L’acte II est bien engagé avec des thèmes phares et Emmanuel Macron tenait à le réaffirmer devant les maires. Devenue une «priorité», la transition écologique passera par les maires. «L’acte II j’ai voulu le bâtir autour de quelques sujets où votre rôle est important. C’est dans les territoires et par les communes que la transition écologique se fait concrètement. L’état fixe un cadre, c’est aux communes de faire», a-t-il rappelé en adressant un message ferme aux maires qui prennent - en dehors de leur pouvoir de police - des arrêtés anti-pesticides. «Votre rôle en matière d’écologie ne doit pas vous conduire à prendre des décisions qui ne relèvent pas de votre pouvoir. J’en appelle à la modération», a-t-il demandé. Sur la loi d’économie circulaire portée par Brune Poirson - dont la mesure sur la consigne des bouteilles agace les maires -, il a toutefois rassuré les élus. «Concernant la consigne des bouteilles: rien ne sera fait sans l’accord des maires», temporise-t-il.

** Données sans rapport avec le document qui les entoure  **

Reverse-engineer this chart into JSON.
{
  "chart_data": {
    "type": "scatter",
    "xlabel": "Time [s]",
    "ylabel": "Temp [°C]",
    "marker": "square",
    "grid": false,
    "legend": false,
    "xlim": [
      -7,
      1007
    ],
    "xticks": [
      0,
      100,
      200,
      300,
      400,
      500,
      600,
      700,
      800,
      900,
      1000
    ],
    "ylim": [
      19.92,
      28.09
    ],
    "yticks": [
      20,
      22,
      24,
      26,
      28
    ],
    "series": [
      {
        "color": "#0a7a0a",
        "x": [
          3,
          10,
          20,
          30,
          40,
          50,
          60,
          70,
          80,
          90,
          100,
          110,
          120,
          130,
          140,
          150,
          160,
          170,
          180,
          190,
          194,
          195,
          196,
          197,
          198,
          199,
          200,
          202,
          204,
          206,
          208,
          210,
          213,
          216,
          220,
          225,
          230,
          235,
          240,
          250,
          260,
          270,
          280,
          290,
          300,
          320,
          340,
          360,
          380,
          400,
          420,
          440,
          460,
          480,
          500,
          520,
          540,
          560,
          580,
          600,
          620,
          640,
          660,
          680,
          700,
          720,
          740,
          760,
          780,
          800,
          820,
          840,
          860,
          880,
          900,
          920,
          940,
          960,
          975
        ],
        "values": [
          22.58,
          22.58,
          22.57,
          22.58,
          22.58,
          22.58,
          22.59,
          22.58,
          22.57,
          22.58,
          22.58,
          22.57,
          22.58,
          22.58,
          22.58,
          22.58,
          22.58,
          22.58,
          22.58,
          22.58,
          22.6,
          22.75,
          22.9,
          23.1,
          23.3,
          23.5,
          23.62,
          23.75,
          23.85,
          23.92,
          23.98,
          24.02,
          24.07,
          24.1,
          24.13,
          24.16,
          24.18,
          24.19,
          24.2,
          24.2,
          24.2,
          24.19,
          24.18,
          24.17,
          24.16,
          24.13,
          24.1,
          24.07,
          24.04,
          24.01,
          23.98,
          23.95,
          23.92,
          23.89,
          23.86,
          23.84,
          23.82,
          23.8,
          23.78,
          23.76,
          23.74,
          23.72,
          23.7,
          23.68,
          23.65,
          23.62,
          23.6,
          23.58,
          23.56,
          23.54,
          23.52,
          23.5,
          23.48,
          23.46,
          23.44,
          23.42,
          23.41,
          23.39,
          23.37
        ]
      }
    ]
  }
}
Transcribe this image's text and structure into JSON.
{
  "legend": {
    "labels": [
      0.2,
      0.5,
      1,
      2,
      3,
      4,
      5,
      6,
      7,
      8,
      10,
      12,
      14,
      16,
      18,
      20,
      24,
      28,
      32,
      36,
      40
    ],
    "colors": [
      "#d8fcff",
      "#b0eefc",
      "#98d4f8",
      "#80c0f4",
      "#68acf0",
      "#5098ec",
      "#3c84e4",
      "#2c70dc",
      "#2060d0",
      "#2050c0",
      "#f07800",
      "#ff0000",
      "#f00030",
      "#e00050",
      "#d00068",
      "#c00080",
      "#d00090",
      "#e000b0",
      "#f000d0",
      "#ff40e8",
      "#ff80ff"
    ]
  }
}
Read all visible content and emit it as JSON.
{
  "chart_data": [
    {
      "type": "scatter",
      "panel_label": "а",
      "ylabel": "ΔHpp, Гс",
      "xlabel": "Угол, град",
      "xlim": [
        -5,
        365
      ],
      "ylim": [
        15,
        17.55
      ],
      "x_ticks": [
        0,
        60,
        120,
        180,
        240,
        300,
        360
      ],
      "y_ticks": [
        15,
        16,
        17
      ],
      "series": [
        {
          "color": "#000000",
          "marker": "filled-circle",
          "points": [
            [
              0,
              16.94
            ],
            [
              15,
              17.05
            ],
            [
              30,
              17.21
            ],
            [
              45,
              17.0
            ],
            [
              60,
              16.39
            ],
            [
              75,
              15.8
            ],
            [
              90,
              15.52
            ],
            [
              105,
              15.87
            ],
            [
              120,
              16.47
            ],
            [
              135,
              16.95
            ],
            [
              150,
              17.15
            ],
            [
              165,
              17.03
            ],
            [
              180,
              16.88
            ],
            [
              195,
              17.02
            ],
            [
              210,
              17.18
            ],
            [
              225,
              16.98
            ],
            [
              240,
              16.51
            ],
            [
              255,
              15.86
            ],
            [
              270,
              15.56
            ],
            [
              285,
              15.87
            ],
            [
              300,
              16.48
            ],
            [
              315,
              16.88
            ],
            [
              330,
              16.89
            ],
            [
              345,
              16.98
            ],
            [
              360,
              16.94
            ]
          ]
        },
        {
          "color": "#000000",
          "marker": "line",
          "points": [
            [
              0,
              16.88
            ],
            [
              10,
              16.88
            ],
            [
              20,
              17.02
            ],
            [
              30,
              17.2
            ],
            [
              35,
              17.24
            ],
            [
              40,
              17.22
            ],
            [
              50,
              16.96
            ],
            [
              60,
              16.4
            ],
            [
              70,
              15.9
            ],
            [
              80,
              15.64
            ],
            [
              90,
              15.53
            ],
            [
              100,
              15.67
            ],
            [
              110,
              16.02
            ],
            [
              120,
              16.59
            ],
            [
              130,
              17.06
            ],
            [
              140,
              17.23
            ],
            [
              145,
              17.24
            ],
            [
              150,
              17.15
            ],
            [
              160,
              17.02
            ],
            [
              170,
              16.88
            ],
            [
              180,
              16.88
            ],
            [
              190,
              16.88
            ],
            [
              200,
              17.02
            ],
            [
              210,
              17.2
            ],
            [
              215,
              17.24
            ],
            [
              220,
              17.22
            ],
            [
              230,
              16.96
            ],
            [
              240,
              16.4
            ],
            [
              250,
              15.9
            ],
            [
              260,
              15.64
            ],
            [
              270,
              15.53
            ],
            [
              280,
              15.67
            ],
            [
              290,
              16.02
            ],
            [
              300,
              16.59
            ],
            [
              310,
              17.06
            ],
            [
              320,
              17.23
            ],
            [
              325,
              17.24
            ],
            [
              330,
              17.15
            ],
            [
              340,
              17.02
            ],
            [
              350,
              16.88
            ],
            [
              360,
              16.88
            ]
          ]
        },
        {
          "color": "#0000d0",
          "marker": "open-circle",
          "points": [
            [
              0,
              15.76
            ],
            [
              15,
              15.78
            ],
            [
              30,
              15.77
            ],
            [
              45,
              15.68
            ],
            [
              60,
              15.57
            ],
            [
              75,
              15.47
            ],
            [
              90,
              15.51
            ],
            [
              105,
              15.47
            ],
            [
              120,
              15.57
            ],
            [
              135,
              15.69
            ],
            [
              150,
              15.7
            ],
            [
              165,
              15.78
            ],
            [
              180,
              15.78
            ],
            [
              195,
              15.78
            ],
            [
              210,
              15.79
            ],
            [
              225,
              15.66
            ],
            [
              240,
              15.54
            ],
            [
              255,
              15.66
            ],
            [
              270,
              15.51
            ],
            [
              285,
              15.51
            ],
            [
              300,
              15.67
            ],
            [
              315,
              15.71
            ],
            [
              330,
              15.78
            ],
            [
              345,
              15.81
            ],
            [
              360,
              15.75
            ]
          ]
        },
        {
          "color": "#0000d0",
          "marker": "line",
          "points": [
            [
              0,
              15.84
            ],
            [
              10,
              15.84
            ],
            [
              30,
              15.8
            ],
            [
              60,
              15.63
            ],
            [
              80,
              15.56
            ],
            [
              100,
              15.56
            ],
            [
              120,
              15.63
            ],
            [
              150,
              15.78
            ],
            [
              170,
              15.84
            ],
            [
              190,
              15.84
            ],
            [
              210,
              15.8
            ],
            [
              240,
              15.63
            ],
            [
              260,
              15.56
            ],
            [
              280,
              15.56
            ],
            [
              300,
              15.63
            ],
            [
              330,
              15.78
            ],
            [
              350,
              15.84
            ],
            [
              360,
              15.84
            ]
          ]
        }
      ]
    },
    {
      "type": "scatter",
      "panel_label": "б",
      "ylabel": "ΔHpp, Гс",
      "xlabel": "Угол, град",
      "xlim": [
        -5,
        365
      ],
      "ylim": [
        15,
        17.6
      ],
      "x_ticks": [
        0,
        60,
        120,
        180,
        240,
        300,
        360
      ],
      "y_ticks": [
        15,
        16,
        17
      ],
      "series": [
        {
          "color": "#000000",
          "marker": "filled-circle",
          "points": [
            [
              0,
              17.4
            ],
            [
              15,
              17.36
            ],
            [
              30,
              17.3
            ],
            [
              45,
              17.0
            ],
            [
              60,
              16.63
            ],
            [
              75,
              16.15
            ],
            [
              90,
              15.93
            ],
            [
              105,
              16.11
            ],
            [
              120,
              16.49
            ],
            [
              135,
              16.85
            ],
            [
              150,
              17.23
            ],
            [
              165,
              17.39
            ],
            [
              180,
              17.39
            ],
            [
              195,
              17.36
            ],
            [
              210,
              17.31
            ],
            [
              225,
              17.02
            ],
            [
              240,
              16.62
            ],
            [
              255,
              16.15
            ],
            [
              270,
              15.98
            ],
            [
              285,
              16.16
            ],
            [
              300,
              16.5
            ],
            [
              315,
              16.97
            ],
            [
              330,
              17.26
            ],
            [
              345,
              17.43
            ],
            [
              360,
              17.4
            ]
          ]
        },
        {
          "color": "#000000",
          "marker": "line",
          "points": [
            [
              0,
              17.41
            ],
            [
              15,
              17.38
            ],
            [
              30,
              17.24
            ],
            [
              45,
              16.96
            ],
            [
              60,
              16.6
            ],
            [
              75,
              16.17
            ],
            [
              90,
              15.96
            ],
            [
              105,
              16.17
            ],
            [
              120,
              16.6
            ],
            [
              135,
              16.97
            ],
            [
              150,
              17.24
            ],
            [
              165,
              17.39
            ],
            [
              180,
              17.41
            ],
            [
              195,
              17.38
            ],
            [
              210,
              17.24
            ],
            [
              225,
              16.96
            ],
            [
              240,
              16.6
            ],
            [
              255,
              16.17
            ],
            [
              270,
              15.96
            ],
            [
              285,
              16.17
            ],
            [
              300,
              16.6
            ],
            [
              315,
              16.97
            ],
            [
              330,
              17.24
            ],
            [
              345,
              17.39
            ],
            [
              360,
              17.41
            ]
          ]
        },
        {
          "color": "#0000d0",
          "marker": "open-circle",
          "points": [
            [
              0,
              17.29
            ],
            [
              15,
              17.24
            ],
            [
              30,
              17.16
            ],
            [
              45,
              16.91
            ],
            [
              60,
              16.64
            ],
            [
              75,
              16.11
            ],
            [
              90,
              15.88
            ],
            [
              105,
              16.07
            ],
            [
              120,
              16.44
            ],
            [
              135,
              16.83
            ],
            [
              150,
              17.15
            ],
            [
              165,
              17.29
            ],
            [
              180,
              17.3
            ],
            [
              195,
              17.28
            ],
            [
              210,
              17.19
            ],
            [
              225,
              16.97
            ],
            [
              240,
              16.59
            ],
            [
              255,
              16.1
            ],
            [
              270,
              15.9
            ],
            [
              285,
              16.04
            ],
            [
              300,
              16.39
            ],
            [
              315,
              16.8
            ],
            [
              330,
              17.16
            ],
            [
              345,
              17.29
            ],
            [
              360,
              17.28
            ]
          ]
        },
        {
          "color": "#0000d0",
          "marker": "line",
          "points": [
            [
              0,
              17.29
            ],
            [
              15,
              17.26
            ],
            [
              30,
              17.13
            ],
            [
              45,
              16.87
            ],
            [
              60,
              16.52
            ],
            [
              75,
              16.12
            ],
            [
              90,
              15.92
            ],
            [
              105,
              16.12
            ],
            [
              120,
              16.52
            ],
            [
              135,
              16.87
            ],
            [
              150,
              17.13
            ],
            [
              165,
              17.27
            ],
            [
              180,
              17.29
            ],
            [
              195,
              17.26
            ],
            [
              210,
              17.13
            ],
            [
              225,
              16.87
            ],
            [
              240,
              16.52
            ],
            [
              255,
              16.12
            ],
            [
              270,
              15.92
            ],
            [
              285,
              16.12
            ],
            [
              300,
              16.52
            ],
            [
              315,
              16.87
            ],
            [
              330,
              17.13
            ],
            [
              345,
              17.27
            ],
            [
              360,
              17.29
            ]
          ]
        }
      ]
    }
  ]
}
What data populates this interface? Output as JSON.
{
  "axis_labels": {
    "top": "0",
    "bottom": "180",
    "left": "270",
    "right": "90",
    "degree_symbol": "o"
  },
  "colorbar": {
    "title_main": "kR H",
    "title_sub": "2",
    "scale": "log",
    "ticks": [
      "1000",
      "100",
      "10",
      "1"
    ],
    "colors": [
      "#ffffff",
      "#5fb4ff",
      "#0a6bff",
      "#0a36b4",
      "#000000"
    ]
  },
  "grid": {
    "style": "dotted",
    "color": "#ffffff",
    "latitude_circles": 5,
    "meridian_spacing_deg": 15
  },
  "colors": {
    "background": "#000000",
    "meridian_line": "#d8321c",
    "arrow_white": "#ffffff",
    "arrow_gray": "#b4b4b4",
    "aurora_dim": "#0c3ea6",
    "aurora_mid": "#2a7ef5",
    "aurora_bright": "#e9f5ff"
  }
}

Sur la décentralisation, Emmanuel Macron ne s’est pas fait prolixe. Le débat de fond et les détails seront abordés après les municipales. Le chef de l’État a néanmoins ouvert la voie à ce que plus de pouvoir de police soit délégués aux maires. Il a refusé l’idée d’une décentralisation de la politique sociale au niveau départementale. «Oui à la décentralisation! Mais à la décentralisation où les compétences sont accompagnées d’une décentralisation claire des financements et des responsabilités qui vont avec», a averti le président Macron.

● La taxe d'habitation

Le président de la République et François Baroin se sont livrés un petit duel à distance dans un match de ping-pong verbal. François Baroin l’a d’abord interpellé sur le sujet le plus inflammable quelques minutes avant son discours. « La suppression de la taxe d’habitation est un fruit qui ne passe pas très bien. On l’a en travers de la gorge(…) Comme tous les chefs d’État, et vous n’êtes pas les premiers, vous avez décidé de supprimer un impôt qui ne vous appartient pas. Il n’y a pas de raisons que vous ayez un traitement de faveur», avait tonné le président de l’AMF dans un demi-sourire. Emmanuel Macron n’a pas tardé pour lui répondre par une citation de François Mitterrand. « Si j’avais voulu répondre sur ces propos point par point, j’aurais fait ministre», a-t-il souri. «C’est pour ça que je vous les envoie», a ajouté le président de la République. «Si durant votre campagne, beaucoup de vos électeurs vous reprochent la baisse (d’impôt)… Faites-le moi savoir! Et qu’ils viennent se plaindre! Et parfois, peut-être, vous aurez le droit d’empocher les félicitations qu’ils vous livrent à vous et pas au gouvernement», a lancé, sur le ton de la boutade, Emmanuel Macron.